Пробившись вперед и увидев валявшуюся в пыли старую калошу, на которую с опаской поглядывали хуторяне, Серафим Левкин пнул ее ногой.
– Браво и бис, гражданин представитель Советской власти! – закричал с каланчи, захлопав в ладоши, Епифан Окатов.– Правильно! Браво и бис! Пинай и топчи ее, к чертовой матери! Топчите и вы ее, гражданы хуторяне! Так вот и я на миру, у вас на глазах, топчу и пинаю всю свою прошлую жизнь. От всего отрекаюсь, как граф Лев Толстой. Одеваюсь в рубище и беру в руки только один вот этот посох. И пойду по градам и весям, как говорится в Писании…
– В чем дело, гражданин Окатов?! Предлагаю вам прекратить всякую данную пропаганду. В чем дело? Я могу выстрелить! – задрав голову, закричал Серафим Левкин, воинственно размахивая наганом.
Близнецы – Агафон и Ефим – Куликовы, сидя верхом на ярко окрашенной бочке, угрожающе заорали на милиционера:
– Не пужай ты его, убивец, своей пушкой! Ослеп, что человека и без твоей поганой оружии скоропостижно ударить в темю может!
– Спрячь, полудурок, тебе говорят, паршивый свой самострел, пока в тебе ребра на сегодняшний день ишо целы!
Толпа снова заволновалась:
– Сымать его надо оттудова, гражданы!
– Конешное дело снять. А то брякнется вниз башкой, и поминай как звали.
– Еще как брякнется-то – по частям не соберешь. Наломает дров. Обыкновенное дело.

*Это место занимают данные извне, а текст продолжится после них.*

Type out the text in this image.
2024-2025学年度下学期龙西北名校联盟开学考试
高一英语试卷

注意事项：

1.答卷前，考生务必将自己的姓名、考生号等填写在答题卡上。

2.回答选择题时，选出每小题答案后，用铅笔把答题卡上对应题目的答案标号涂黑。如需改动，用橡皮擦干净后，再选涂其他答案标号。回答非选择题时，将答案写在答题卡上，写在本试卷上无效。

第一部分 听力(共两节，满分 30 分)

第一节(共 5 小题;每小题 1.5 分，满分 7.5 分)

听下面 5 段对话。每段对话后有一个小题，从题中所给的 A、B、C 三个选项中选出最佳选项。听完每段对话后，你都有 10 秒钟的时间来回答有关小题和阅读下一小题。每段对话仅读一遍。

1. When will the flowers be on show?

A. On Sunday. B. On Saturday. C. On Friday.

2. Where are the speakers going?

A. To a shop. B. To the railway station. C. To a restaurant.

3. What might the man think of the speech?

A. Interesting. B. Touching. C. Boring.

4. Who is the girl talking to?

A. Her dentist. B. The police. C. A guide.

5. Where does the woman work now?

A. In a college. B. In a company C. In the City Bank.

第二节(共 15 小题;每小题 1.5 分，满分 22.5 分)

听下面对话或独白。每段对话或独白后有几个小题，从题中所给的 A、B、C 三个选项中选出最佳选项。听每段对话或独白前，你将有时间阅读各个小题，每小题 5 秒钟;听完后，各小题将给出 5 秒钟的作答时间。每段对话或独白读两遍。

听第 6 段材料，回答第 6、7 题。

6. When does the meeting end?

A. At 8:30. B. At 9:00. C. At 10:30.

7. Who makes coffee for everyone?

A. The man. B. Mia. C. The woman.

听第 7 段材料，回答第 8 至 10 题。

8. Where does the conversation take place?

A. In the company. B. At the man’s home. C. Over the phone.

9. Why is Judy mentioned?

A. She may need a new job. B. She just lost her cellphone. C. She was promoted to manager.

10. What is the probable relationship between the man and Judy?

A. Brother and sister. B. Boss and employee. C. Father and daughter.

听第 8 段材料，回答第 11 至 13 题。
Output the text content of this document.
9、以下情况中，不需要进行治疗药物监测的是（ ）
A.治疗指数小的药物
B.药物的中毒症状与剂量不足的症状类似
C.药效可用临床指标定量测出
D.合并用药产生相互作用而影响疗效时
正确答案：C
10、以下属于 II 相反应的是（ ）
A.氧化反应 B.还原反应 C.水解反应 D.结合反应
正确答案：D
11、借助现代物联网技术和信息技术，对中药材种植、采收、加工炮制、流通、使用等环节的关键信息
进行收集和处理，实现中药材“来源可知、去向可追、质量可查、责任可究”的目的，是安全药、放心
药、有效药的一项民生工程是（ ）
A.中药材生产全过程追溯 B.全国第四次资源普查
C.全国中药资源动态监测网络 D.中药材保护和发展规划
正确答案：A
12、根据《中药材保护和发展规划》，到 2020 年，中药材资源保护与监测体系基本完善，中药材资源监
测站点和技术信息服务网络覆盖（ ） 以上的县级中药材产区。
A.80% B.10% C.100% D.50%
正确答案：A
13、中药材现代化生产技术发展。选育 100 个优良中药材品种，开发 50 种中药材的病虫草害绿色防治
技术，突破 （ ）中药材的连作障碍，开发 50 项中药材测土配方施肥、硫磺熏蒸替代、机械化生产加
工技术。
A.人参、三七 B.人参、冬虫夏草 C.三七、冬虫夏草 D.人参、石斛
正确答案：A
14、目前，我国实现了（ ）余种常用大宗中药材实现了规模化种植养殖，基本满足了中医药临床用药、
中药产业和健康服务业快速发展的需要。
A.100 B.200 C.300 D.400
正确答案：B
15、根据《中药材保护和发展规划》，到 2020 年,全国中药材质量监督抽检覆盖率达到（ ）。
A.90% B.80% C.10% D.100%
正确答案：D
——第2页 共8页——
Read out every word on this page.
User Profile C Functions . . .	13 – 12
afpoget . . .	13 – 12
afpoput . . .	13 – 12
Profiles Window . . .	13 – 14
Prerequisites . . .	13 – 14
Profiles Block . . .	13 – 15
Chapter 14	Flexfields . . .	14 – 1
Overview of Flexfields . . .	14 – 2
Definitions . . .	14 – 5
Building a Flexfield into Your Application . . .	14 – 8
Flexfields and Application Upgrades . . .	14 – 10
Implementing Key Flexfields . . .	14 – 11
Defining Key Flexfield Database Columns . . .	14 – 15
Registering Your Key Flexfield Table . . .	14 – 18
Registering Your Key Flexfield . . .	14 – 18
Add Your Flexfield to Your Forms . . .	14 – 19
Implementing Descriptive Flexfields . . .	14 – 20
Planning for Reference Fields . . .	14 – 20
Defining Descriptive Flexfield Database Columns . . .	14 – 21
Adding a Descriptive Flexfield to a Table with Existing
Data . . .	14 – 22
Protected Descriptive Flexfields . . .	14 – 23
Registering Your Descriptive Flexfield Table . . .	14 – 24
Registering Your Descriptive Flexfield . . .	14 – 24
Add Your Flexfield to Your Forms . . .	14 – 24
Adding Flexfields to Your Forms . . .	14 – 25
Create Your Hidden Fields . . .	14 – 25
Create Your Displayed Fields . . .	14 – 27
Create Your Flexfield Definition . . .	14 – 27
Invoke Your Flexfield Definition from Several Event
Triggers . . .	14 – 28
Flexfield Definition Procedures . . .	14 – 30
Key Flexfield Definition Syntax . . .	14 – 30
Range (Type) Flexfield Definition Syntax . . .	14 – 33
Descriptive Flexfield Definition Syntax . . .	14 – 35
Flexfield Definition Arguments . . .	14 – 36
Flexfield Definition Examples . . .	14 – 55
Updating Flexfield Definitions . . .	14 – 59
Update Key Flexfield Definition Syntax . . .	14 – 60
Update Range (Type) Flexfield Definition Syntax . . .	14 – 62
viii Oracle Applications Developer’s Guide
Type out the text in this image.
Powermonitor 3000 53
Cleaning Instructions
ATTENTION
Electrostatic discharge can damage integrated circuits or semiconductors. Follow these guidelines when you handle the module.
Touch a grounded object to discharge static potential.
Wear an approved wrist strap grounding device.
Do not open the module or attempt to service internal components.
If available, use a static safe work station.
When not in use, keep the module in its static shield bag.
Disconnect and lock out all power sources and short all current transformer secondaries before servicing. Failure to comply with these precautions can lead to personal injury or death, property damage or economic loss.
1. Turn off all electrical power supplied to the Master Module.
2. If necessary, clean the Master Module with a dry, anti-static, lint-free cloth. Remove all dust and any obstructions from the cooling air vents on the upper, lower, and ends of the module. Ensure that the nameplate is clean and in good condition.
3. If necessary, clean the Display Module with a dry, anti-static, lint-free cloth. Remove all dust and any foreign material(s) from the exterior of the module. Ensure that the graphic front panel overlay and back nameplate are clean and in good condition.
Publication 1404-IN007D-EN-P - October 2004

– Братцы, это он в самогонку листового табаку немножко лишку переложил. Вот затменье на его и накатило.
– Знаем, что на него накатило. Советскую власть решил одурачить,– сказала вполголоса, сверкнув темными глазами, похожая на цыганку девушка в заштопанном ситцевом платьице и стоптанных опорках на босу ногу.
– Помалкивай пока, Фешка. Поглядим, что из этих фокусов дальше будет,– сказал стоявший рядом босой парень с выгоревшими на солнце льняными волосами.
– А я и так насквозь всего его вижу, Егор. Между тем Серафим Левкин, не утерпев, выстрелил
в воздух. И Епифан Окатов, воспользовавшись замешательством обескураженной толпы, не спеша спустился на землю по винтовой лестнице. И тут он, ни слова не вымолвив больше перед молча расступившейся толпой хуторян, медленно направился к своему дому.